Is it just that Googles AI sucks? I've seen other people say that AI is now getting info from other AIs and it's leading to responses getting increasingly bizarre and wrong so... idk.

  • JohnBrownsBussy2 [he/him]
    ·
    edit-2
    3 months ago

    The LLM is just summarizing/paraphrasing the top search results, and from these examples, doesn't seem to be doing any self-evaluation using the LLM itself. Since this is for free and they're pushing it out worldwide, I'm guessing the model they're using is very lightweight, and probably couldn't reliably evaluate results if even they prompted it to.

    As for model collapse, I'd caution buying too much into model collapse theory, since the paper that demonstrated it was with a very case study (a model purely and repeatedly trained on its own uncurated outputs over multiple model "generations") that doesn't really occur in foundation model training.
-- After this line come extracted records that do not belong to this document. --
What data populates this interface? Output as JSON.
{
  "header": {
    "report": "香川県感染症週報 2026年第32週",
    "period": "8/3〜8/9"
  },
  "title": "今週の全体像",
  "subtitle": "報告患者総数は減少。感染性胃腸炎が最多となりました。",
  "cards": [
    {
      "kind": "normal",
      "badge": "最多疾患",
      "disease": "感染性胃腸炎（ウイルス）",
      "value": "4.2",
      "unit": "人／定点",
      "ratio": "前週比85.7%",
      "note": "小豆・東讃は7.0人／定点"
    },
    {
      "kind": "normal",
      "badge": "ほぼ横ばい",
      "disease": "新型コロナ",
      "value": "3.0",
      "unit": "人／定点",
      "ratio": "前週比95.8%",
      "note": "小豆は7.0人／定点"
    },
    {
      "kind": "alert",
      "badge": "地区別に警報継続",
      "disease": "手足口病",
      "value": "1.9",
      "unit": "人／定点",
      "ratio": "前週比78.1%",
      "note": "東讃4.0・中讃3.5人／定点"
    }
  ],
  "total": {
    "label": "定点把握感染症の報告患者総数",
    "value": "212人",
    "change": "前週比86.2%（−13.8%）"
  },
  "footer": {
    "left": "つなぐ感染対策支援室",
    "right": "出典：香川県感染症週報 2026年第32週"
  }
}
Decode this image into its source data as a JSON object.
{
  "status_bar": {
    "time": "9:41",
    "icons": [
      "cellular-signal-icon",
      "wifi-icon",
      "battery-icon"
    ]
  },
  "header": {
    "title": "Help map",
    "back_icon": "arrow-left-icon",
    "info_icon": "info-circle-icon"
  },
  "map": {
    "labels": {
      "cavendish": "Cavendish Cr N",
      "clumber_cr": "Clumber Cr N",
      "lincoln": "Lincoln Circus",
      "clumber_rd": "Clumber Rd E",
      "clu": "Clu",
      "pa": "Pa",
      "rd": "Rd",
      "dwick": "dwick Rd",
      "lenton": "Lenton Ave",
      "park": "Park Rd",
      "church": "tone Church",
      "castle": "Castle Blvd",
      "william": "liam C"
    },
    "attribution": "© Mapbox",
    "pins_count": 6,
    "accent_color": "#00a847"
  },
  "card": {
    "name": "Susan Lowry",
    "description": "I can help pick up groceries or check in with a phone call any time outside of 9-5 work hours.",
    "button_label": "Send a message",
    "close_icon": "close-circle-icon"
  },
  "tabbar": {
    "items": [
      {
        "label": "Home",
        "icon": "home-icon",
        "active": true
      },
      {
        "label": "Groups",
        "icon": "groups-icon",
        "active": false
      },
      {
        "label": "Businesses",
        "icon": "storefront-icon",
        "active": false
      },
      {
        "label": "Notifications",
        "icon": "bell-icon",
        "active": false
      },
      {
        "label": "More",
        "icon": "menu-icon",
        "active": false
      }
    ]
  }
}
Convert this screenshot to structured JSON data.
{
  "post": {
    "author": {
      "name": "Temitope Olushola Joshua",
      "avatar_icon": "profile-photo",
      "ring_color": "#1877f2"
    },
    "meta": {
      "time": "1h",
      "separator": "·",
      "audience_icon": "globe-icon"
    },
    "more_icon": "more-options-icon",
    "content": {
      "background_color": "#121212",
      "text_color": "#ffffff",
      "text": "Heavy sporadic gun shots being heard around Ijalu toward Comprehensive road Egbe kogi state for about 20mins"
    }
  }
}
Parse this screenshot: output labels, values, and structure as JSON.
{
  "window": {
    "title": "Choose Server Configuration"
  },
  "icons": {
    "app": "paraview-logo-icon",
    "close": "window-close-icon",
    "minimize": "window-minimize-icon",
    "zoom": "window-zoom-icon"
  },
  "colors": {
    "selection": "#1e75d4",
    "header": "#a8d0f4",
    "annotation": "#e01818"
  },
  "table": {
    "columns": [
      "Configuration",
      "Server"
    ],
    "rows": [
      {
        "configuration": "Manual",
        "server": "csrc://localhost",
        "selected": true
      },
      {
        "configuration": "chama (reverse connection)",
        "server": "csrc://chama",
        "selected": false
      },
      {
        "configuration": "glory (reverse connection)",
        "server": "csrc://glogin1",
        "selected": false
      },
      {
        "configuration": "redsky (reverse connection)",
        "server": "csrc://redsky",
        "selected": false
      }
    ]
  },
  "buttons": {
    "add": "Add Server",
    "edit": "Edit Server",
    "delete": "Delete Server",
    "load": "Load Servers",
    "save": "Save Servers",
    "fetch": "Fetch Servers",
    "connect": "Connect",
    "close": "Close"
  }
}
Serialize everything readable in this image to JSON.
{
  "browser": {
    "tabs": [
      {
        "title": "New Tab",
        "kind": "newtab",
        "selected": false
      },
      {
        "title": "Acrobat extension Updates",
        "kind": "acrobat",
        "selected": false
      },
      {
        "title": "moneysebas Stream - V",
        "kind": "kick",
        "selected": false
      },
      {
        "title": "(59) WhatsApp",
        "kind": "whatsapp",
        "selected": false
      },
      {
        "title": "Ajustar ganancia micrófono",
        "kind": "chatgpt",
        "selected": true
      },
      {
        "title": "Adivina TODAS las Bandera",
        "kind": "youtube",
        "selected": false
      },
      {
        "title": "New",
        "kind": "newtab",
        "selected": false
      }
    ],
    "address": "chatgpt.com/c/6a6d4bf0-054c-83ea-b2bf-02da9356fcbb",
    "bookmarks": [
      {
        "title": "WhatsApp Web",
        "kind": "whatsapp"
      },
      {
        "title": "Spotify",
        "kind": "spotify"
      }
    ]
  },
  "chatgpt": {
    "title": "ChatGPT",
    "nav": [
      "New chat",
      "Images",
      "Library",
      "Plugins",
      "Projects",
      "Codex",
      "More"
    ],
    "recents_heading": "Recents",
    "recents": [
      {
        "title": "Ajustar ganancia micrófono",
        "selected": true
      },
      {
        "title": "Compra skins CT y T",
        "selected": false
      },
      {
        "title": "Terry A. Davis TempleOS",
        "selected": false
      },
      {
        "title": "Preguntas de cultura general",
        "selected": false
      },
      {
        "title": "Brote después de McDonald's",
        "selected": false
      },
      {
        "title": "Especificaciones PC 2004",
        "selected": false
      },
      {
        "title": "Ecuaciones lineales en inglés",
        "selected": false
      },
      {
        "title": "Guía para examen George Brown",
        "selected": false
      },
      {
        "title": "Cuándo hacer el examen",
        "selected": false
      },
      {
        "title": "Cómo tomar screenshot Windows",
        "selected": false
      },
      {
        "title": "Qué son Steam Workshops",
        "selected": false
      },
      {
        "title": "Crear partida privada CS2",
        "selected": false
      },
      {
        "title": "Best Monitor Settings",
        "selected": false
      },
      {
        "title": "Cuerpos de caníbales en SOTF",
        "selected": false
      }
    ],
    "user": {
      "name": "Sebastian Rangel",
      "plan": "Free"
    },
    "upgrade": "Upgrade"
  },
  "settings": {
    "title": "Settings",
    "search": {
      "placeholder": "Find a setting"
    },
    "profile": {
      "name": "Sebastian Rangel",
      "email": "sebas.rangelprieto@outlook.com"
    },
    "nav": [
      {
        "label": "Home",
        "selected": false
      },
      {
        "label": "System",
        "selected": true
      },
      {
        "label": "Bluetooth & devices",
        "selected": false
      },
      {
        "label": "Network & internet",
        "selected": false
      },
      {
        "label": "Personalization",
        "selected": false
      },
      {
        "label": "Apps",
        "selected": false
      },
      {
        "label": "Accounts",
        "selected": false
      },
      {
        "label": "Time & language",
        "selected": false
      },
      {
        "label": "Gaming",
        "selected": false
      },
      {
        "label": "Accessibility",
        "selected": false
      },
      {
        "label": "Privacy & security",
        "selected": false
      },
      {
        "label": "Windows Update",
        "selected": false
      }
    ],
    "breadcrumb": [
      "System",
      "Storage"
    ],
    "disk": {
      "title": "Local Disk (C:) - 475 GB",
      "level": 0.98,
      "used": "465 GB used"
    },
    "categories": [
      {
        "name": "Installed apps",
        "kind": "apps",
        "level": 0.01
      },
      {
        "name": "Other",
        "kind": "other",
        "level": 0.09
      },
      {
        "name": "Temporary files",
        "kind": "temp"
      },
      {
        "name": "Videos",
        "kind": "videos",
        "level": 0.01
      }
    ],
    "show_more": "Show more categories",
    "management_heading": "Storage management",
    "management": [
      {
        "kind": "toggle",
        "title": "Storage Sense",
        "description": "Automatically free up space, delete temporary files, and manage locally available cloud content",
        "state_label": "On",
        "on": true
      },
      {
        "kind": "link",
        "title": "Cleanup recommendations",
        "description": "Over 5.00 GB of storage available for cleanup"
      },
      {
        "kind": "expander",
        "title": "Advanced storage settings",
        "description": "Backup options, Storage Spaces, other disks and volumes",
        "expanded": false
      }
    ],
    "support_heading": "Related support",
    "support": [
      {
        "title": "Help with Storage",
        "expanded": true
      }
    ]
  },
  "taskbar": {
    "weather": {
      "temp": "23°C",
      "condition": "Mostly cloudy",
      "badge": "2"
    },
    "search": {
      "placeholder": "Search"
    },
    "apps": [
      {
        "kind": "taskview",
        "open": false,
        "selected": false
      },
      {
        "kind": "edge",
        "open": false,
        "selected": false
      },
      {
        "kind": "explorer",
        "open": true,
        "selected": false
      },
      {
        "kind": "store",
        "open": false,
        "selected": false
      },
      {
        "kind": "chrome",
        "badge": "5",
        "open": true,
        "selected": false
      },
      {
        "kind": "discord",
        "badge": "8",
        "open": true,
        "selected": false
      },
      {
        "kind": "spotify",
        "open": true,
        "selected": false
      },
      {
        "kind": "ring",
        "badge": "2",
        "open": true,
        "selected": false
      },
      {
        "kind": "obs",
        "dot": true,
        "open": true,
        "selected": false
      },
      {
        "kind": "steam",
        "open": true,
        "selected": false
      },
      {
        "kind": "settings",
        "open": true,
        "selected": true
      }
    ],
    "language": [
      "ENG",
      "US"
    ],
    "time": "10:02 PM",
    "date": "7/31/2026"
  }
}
    I'll also note that "AI" isn't a homogenate. Generally, (transformer) models are trained at different scales, with smaller models being less capable but faster and more energy efficient, while larger flagship models are (at least, marketed as) more capable despite being slow, power- and data-hungry. Almost no models are trained in real-time "online" with direct input from users or the web, but rather with vast curated "offline" datasets by researchers/engineers. So, AI doesn't get information directly from other AIs. Rather, model-trainers would use traditional scraping tools or partner APIs to download data, do whatever data curation and filtering they do, and they then train the models. Now, the trainers may not be able to filter out AI content, or they may intentional use AI systems to generate variations on their human-curated data (synthetic data) because they believe it will improve the robustness of the model.

    EDIT: Another way that models get dumber, is that when companies like OpenAI or Google debut their model, they'll show off the full-scale, instruct-finetuned foundation model. However, since these monsters are incredibly expensive, they use these foundational models to train "distilled" models. For example, if you use ChatGPT (at least before GPT-4o), then you're using either GPT3.5-Turbo (for free users), or GPT4-Turbo (for premium users). Google has recently debuted its own Gemini-Flash, which is the same concept. These distilled models are cheaper and faster, but also less capable (albeit potentially more capable than if you trained model from scratch at that reduced scale).